I sent one tweet to politely vent in 140 characters that I wasn't having fun on the AT&T premier site. I got a few responses with others stating their same frustration. I didn't encourage the conversation to go into a bashing of AT&T because that's not how I roll.
Here's the fun part...
AT&T customer service responds via Twitter:
The next day I woke up to a friendly tweet from the assigned AT&T customer service tweeter. The tweeter had a real face on the Twitter avatar, though I don't know if that's who was really responding. Not sure if they have numerous customer service representatives who tweet from the twitter account and assign to customer service as necessary?
I saw the tweet and replied. The AT&T tweeter asked me to follow her so she could provide me directions.
She immediately sent me a DM offering to help. She asked for my email address and phone number.
Social customer (me) doubts AT&T's ability & commitment to solve problem
I pretty much laughed it off. I had dealt with Verizon on issues with their FIOS performance and never received more than a push back to their 1-800 line which I had unfortunately had already spent the morning on with no resolution.
However, the AT&T tweeter had such a friendly, smiling face I thought "what the heck, I'll give this a try."
AT&T solves my problem!
The AT&T tweeter sent me a couple DMs and an email even though I had not yet responded back to her. It was a very busy week for me as we were out of town negotiating some major business deals.
Several days passed and she was still following up.
By the end of the week I had an email and a DM stating my problem was solved!

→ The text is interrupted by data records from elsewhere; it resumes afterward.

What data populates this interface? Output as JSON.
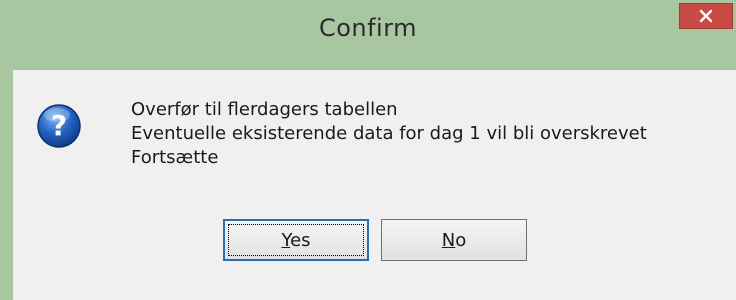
{
  "window": {
    "title": "Confirm",
    "close_icon": "close-icon",
    "accent_close": "#c94a44"
  },
  "dialog": {
    "icon": "question-icon",
    "message_lines": [
      "Overfør til flerdagers tabellen",
      "Eventuelle eksisterende data for dag 1 vil bli overskrevet",
      "Fortsætte"
    ]
  },
  "buttons": {
    "yes": {
      "accel": "Y",
      "rest": "es"
    },
    "no": {
      "accel": "N",
      "rest": "o"
    }
  }
}
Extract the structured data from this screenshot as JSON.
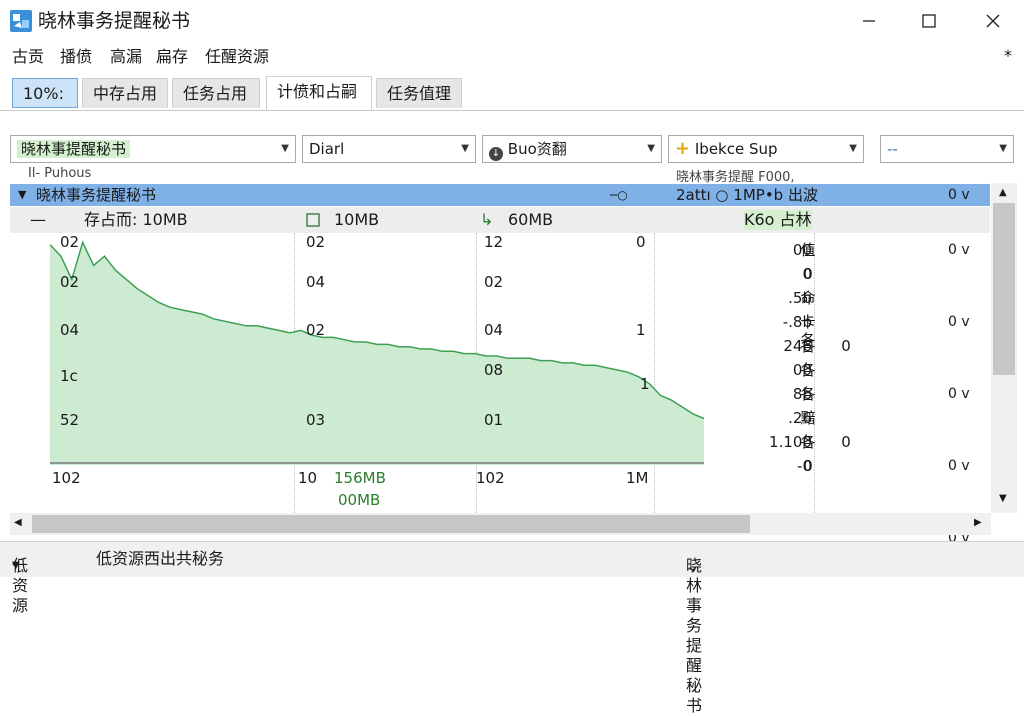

Even better she left a voice mail on business phone stating the same thing.
I thought "Yowza! Are you serious, my problem is solved and I didn't have to call the 1-800 number and be transferred to 3 more people, hung up on twice & still not get a resolution?"
I couldn't believe it! I logged into the AT&T premier business website and you guessed it... it was fixed. I could now upgrade my iPhone immediately. Problem sovled!
Thank you AT&T!
What did AT&T Wireless do right?
1. They were doing social listening (they knew about my tweet)

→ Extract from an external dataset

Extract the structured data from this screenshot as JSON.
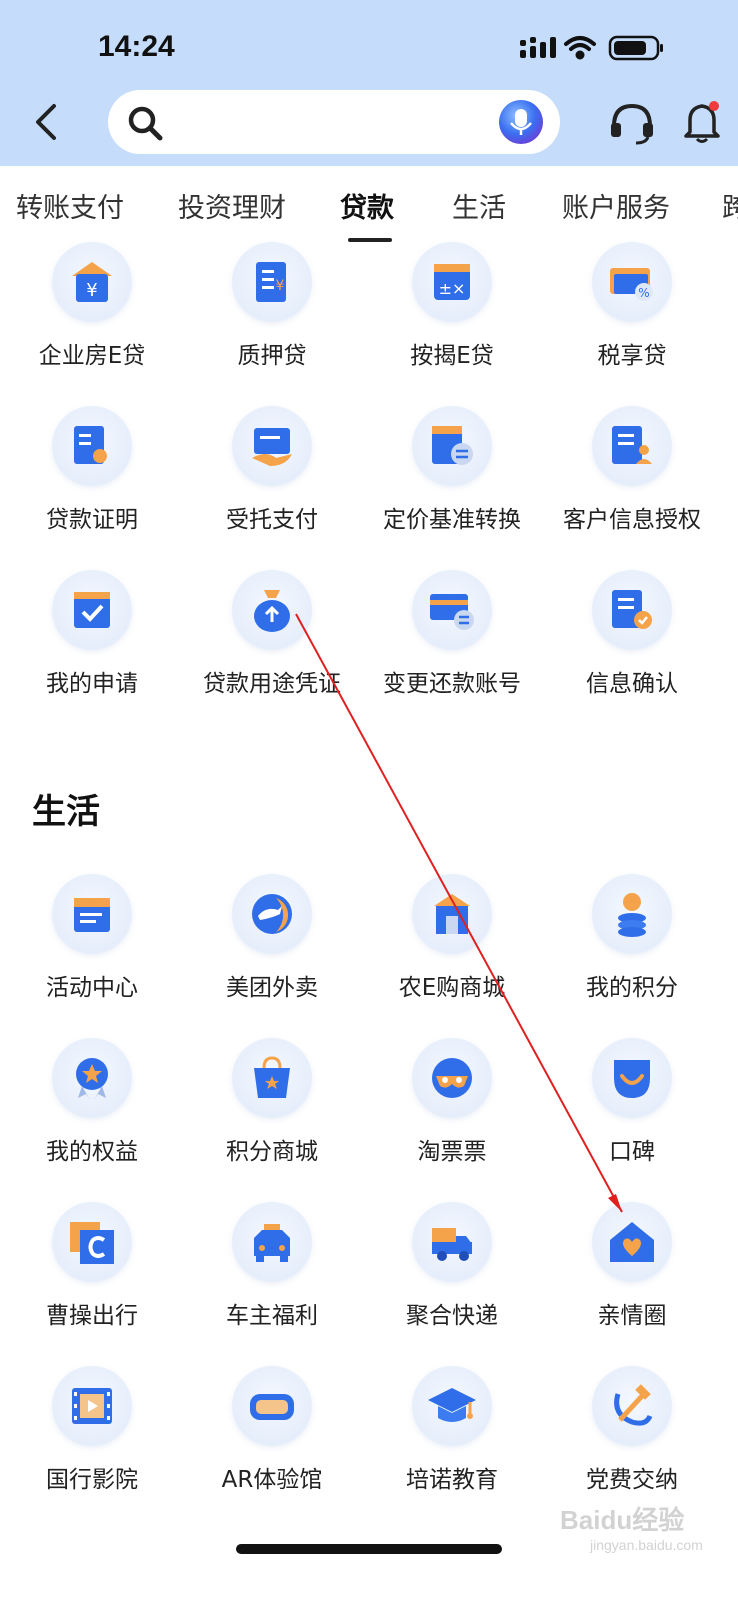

2. They had a policy for how to respond.
3. They responded in a timely manner.
4. They were genuine in their communication.

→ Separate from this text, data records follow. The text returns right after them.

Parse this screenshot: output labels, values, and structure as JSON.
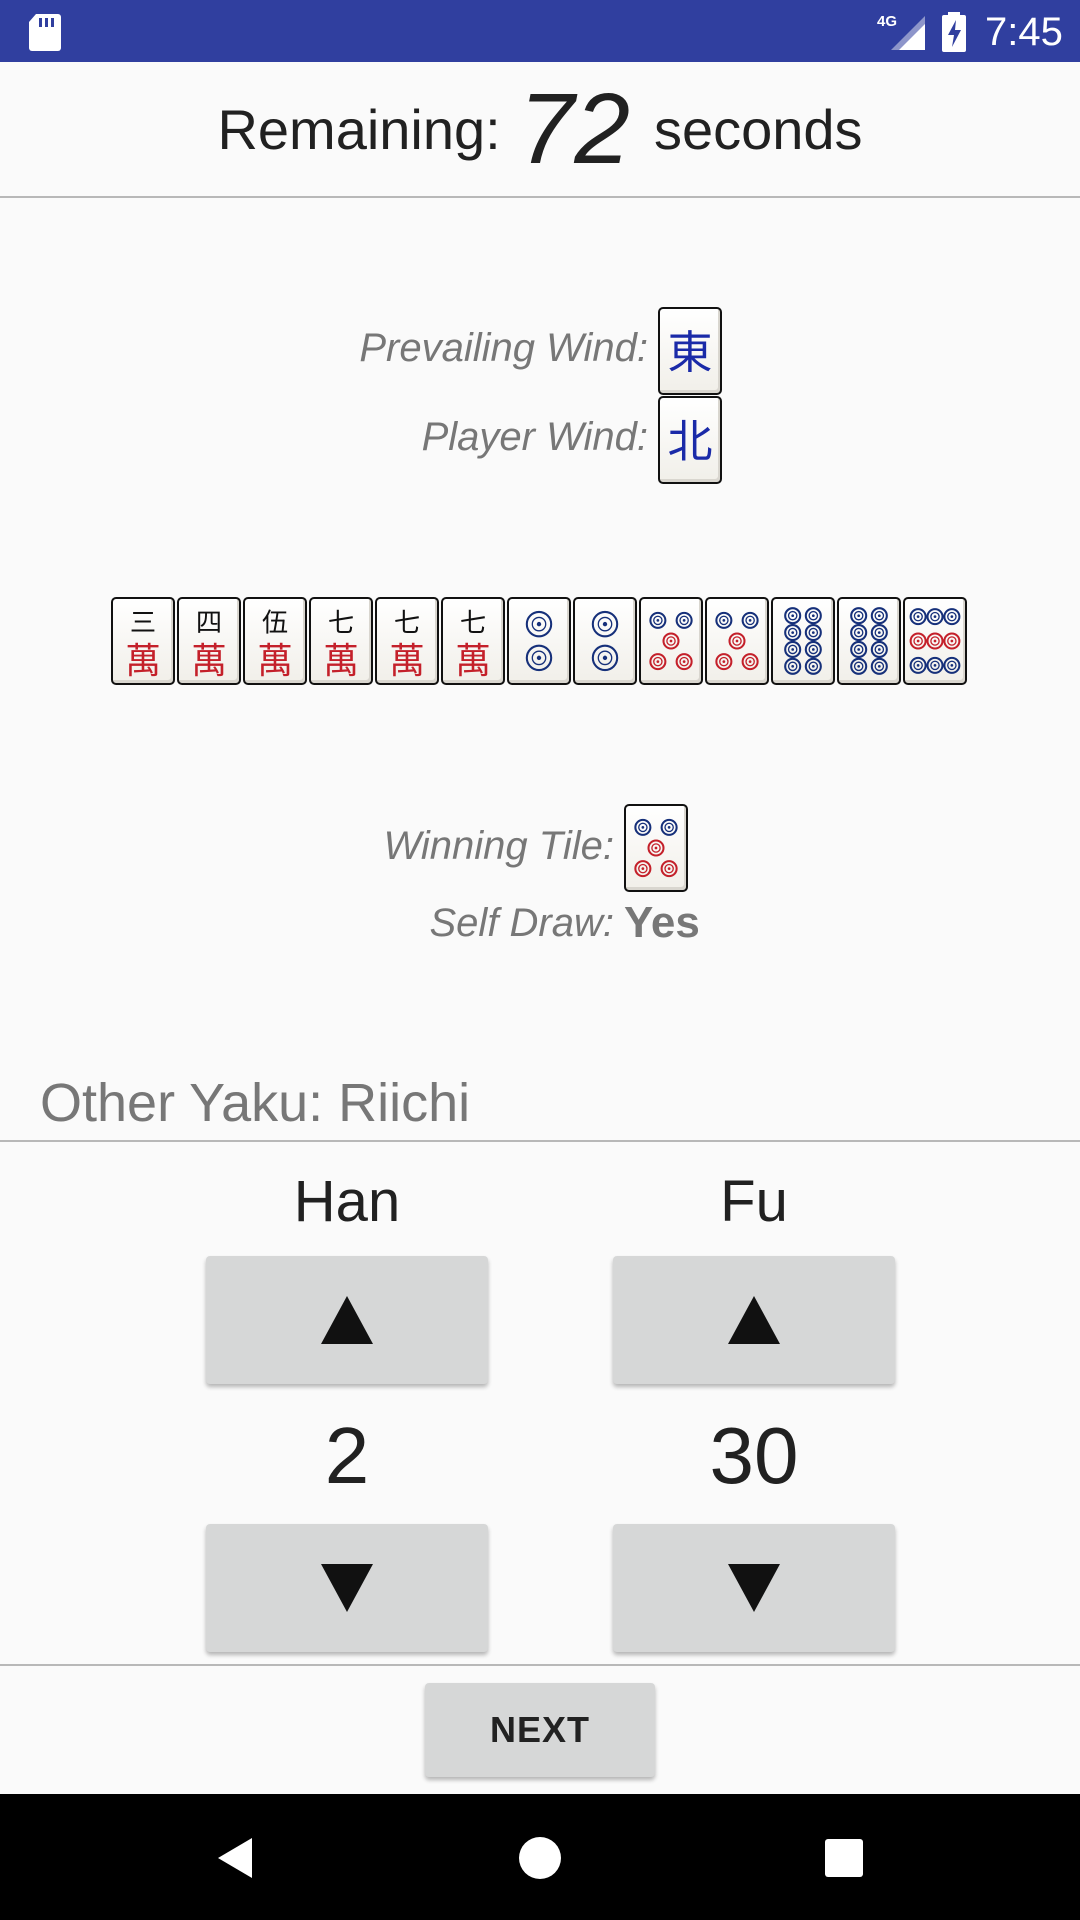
{
  "status_bar": {
    "time": "7:45",
    "network": "4G"
  },
  "timer": {
    "prefix": "Remaining:",
    "value": "72",
    "suffix": "seconds"
  },
  "winds": {
    "prevailing_label": "Prevailing Wind:",
    "prevailing_tile": "east-wind",
    "player_label": "Player Wind:",
    "player_tile": "north-wind"
  },
  "hand": {
    "tiles": [
      "3-man",
      "4-man",
      "5-man",
      "7-man",
      "7-man",
      "7-man",
      "2-pin",
      "2-pin",
      "5-pin",
      "5-pin",
      "8-pin",
      "8-pin",
      "9-pin"
    ]
  },
  "winning": {
    "label": "Winning Tile:",
    "tile": "5-pin"
  },
  "self_draw": {
    "label": "Self Draw:",
    "value": "Yes"
  },
  "other_yaku": {
    "text": "Other Yaku: Riichi"
  },
  "han": {
    "label": "Han",
    "value": "2"
  },
  "fu": {
    "label": "Fu",
    "value": "30"
  },
  "next_button": {
    "label": "NEXT"
  },
  "colors": {
    "status_bar": "#303f9f",
    "wind_glyph": "#1a2aa8",
    "man_red": "#c4202a",
    "pin_blue": "#16307a",
    "pin_red": "#c4202a"
  },
  "icons": {
    "sd_card": "sd-card-icon",
    "signal": "signal-icon",
    "battery": "battery-charging-icon",
    "up": "triangle-up-icon",
    "down": "triangle-down-icon",
    "back": "nav-back-icon",
    "home": "nav-home-icon",
    "recent": "nav-recent-icon"
  }
}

5. They were consistent even though I got busy & didn't respond back to them in a timely manner.
6. They followed through on what they said they would do.
7. They resolved the issue.
8. They respected my time. I didn't have to do anything besides reply to a DM with my cell phone number and email address.
9. They provided value to me as a customer during a very hectic and busy week.
10. They inspired me enough to write this post about their excellent social customer service.
11. They kept me as a customer.
Why has the social customer service bar been set so low?
If you really think about this scenario it is quite disappointing. It is unfortunate that we are accustomed to terrible quality of customer service from most companies. The fact that I am ecstatic about a quick response to a problem stopping me from spending $400 with a company is sad.
There are tremendous opportunties for organizations to raise the bar in their level of customer service and customer satisfaction by properly implementing and integrating social media into their business. Responding via Twitter telling customers to call the 1-800 which takes me to the same broken customer service department that I started with is not a solution. Such a scenario only makes it worse and more frustrating for the customer.
Organizations must take the time to look at the end to end process and how you can leverage communication mediums such as Twitter to drive efficiencies and improve key performance metrics. There are no more excuses. Sending a tweet as a band-aid to a broken customer service department is only going to highlight your core issues. Take the time to do it right and you just might wind up with a blog post written just like this one!
Don't do social. Be social!
Don't just do social media. Be a social business! I am a social customer. If you want to communicate with me on the social turf then you need to behave like a social business! Your chosen method and quality of response on the social networks has immediate and lasting impact to your company reputation, brand and bottom line.
Do you know a business that is successfully integrating or has integrated social media into the DNA of their customer service? What are they doing right? Have you had negative experiences as well? What happened? What recommendations do you have for organizations to improve customer relations by leveraging social media?